Así que Toyota se montó una fábrica en Alemania. Ni en Japón, ni en Inglaterra. En Alemania. Lejos del centro neurálgico de la F1, donde habitan, al menos, el 70% de los ingenieros, mecánicos y demás integrantes de este mundo de la F1. Lejos de la central de Japón, donde se toman decisiones trascendentales.

El que ha sido el presupuesto más grande de la F1 durante años ni siquiera ha valido para conseguir una victoria, la que sí obtuvo Honda después de verle las orejas al lobo en el 98 y decidir que era mejor dejar lo de ser constructor único para más adelante… y con un enfoque más práctico. Y menos atrevido.

Atrás quedaron pequeños y grandes nombres de la ingeniería como Gascoyne, hartos de la burocracia y de la lenta, pero irremediable, escalada por los organigramas nipones de Toyota. Eso, en F1, donde las buenas decisiones se convierten en grandiosas si se toman sin pestañear, es mortal. Y, lo peor, lenta y dolorosamente.

Ni siquiera Toyota ha podido despedirse sin escapar de dicho lastre. Es evidente que Jarno Trulli y Timo Glock se lo esperaban, y posiblemente hayan dado sus propios pasos para asegurarse su futuro en las últimas semanas. Pero, aún así, no es el modo. Pensemos en Kamui Kobayashi. Hace pocos días declaraba que había temido por el futuro de su carrera deportiva. Quizá ahora siga temiéndolo. Desde luego haría bien por dudar de sus posibilidades en F1. Lo mismo ocurrió con Honda

BMW Sauber lo ha hecho de otro modo y todos su integrantes han tenido tiempo para buscarse la vida (¡espero por el bien de Kubica que no haya salido de Málaga para meterse en Malagón!). Parece como si la decisión de abandonar la F1 también hubiera dependido de papeleos o agendas.

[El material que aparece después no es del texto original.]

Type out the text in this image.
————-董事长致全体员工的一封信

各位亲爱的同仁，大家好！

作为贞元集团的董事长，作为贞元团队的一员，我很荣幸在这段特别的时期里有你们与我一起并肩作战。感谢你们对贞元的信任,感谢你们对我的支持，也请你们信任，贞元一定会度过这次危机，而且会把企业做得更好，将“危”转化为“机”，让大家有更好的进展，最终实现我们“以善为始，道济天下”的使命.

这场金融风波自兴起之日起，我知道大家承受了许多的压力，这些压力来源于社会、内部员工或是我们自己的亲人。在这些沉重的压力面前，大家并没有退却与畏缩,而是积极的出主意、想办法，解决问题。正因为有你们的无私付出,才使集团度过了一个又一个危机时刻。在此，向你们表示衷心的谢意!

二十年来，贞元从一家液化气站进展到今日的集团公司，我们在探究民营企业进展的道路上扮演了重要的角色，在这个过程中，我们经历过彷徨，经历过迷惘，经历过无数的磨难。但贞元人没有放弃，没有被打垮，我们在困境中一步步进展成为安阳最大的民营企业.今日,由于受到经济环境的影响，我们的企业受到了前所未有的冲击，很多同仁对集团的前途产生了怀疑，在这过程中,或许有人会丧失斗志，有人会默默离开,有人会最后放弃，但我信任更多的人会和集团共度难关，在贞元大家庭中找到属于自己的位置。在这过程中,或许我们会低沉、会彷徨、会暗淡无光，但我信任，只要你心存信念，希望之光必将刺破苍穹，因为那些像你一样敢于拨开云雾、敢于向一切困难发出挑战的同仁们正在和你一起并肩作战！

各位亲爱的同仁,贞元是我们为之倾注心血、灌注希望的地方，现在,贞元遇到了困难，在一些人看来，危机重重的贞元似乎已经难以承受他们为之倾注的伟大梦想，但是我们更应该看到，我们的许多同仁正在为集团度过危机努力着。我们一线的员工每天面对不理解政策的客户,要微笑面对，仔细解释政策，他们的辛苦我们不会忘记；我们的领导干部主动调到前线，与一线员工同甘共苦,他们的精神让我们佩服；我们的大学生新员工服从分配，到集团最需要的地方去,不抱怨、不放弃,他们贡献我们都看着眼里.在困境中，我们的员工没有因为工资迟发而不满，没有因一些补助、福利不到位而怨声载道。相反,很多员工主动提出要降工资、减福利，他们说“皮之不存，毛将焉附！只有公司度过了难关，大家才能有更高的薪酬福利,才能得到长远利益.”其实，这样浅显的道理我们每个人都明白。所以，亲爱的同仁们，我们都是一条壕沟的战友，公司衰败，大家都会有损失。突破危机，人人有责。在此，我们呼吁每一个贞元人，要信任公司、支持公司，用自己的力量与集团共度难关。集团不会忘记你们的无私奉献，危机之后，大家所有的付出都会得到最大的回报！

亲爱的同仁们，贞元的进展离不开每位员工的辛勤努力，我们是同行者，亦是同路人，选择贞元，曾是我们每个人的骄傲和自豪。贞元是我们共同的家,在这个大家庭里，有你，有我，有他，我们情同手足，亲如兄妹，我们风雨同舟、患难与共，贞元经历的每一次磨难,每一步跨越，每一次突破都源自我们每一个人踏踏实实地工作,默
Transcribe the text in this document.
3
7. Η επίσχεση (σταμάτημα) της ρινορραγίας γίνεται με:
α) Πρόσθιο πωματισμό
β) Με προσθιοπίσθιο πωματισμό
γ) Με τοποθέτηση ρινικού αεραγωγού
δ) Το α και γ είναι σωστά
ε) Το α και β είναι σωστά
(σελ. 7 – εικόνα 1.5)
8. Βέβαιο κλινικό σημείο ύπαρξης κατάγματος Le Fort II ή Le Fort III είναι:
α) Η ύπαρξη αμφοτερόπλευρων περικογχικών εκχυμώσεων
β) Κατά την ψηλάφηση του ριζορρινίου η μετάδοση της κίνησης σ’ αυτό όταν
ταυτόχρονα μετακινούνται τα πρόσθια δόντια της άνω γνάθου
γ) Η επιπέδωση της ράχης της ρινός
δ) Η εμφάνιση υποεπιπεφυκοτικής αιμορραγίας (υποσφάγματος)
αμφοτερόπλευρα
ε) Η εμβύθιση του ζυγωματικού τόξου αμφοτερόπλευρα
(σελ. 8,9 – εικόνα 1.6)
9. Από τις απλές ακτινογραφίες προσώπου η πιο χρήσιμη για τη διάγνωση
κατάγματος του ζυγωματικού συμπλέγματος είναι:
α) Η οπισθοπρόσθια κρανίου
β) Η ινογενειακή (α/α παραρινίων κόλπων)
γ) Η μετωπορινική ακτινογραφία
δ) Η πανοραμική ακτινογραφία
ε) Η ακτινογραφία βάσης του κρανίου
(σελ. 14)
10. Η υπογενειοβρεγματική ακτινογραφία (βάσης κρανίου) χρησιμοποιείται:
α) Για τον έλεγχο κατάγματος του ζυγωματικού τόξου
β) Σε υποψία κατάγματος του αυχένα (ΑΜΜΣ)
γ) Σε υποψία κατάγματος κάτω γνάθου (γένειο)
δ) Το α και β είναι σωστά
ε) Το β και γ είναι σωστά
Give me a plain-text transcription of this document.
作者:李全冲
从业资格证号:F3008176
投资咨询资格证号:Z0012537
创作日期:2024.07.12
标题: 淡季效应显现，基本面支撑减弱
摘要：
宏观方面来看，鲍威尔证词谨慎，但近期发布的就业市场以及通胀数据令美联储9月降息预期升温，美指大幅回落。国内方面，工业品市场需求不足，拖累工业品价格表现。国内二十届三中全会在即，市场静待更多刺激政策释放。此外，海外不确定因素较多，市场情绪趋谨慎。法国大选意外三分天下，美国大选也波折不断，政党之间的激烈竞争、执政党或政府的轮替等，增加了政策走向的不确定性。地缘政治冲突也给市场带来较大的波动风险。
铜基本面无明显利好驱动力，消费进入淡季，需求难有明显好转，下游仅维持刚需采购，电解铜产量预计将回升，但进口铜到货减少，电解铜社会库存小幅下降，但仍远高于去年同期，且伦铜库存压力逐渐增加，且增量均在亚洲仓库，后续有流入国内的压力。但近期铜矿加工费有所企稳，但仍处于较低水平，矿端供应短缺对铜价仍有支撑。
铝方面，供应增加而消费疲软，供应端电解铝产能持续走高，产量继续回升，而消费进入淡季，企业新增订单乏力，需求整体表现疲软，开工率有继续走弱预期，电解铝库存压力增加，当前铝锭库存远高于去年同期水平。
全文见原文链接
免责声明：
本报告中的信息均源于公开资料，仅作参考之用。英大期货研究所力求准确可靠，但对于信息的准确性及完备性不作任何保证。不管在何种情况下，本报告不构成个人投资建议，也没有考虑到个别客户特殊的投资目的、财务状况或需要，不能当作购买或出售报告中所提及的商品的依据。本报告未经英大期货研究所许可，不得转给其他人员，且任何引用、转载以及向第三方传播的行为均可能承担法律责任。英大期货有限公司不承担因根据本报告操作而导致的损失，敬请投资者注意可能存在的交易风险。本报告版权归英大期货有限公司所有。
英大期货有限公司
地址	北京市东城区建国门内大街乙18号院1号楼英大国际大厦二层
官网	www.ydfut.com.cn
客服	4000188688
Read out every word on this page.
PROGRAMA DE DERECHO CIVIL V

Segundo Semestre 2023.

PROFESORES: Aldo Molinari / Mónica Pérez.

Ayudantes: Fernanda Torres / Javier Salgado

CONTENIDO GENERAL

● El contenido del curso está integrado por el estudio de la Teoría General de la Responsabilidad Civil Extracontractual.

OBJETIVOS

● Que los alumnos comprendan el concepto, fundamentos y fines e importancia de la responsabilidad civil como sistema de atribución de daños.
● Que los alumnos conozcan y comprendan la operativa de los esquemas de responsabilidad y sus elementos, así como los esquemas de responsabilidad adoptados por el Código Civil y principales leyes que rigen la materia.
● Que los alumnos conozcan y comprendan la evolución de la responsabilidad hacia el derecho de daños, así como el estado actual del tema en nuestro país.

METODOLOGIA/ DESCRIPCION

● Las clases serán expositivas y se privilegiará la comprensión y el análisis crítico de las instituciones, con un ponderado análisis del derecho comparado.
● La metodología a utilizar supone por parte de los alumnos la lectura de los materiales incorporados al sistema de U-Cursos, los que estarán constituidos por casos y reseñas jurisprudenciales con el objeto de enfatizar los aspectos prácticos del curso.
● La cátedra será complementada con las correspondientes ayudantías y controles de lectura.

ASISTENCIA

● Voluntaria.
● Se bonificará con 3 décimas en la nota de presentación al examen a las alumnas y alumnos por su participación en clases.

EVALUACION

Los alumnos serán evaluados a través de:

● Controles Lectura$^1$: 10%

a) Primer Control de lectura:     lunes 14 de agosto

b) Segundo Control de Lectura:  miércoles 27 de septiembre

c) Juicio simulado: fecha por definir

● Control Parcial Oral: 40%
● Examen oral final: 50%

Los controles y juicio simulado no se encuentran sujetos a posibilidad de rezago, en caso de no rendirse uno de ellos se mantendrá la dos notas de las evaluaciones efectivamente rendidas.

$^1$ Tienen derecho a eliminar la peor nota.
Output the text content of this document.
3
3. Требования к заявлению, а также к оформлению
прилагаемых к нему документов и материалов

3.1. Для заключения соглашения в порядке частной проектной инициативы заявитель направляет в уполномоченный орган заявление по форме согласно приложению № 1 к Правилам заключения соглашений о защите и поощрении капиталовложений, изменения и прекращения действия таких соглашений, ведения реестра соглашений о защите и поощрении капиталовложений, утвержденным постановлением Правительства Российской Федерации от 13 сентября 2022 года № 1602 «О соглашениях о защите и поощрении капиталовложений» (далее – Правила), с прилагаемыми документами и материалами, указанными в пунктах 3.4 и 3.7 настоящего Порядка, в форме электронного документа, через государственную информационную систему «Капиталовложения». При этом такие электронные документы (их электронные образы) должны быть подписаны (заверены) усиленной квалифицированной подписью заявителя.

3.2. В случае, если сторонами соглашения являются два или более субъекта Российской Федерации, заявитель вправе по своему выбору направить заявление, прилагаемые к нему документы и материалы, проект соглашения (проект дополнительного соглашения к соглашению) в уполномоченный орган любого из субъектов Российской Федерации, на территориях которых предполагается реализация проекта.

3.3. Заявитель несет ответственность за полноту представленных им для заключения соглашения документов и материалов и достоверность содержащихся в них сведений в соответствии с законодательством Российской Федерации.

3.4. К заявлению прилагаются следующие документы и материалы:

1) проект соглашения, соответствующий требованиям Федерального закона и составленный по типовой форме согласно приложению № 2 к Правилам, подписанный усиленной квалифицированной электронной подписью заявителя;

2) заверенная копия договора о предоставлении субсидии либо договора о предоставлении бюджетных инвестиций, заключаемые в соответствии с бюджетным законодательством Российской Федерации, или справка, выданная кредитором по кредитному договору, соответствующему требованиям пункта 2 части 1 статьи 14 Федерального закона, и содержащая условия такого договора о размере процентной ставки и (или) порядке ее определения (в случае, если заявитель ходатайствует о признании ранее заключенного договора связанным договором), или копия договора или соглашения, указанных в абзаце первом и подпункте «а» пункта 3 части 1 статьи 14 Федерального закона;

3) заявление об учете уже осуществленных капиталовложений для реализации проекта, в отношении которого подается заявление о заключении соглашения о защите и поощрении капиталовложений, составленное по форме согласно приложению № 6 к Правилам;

El caso es que Toyota ha sido fiel a su filosofía, esa que siempre proclamó con orgullo y que consistía en dar minúsculos pasos hacia delante, sin prisa pero sin pausa. ‘One Aim’ la llamaron. Alguien debió decirles que en la F1 lo que te lleva al éxito son los pasos de gigante, especialmente si empiezas de cero.

Me apena que Toyota se vaya. Lo reconozco, su decoración me aburría enormemente. Pero eran un buen equipo dotado de unos valores muy respetables y con una convicción sobresaliente. Y me proporcionaron algunos momentos muy agradables en esto del periodismo. Aquella tertulia con Miguel Fonseca, aquella noche de competición en el Casino en el que quien más dinero de juguete consiguiera se llevaría los mejores premios. Aquel Sushi delicioso.  

El miercoles Toyota dijo adiós tras siete años. Lo hizo con lágrimas en ojos de su Presidente y pidiendo perdón a sus aficionados por el bajo rendimiento mostrado durante este tiempo. Aunque sólo sea por eso, yo les aplaudo y siento su pérdida.

Quizá habría que analizar qué parte de culpa tiene Max Mosley (el mismo que le entregó la F1 a los grandes constructores para empeñarse en arrebatársela de mala manera antes de dejar su cargo). Pero esa es una historia para otro momento. Y dotada de mucha menos nobleza.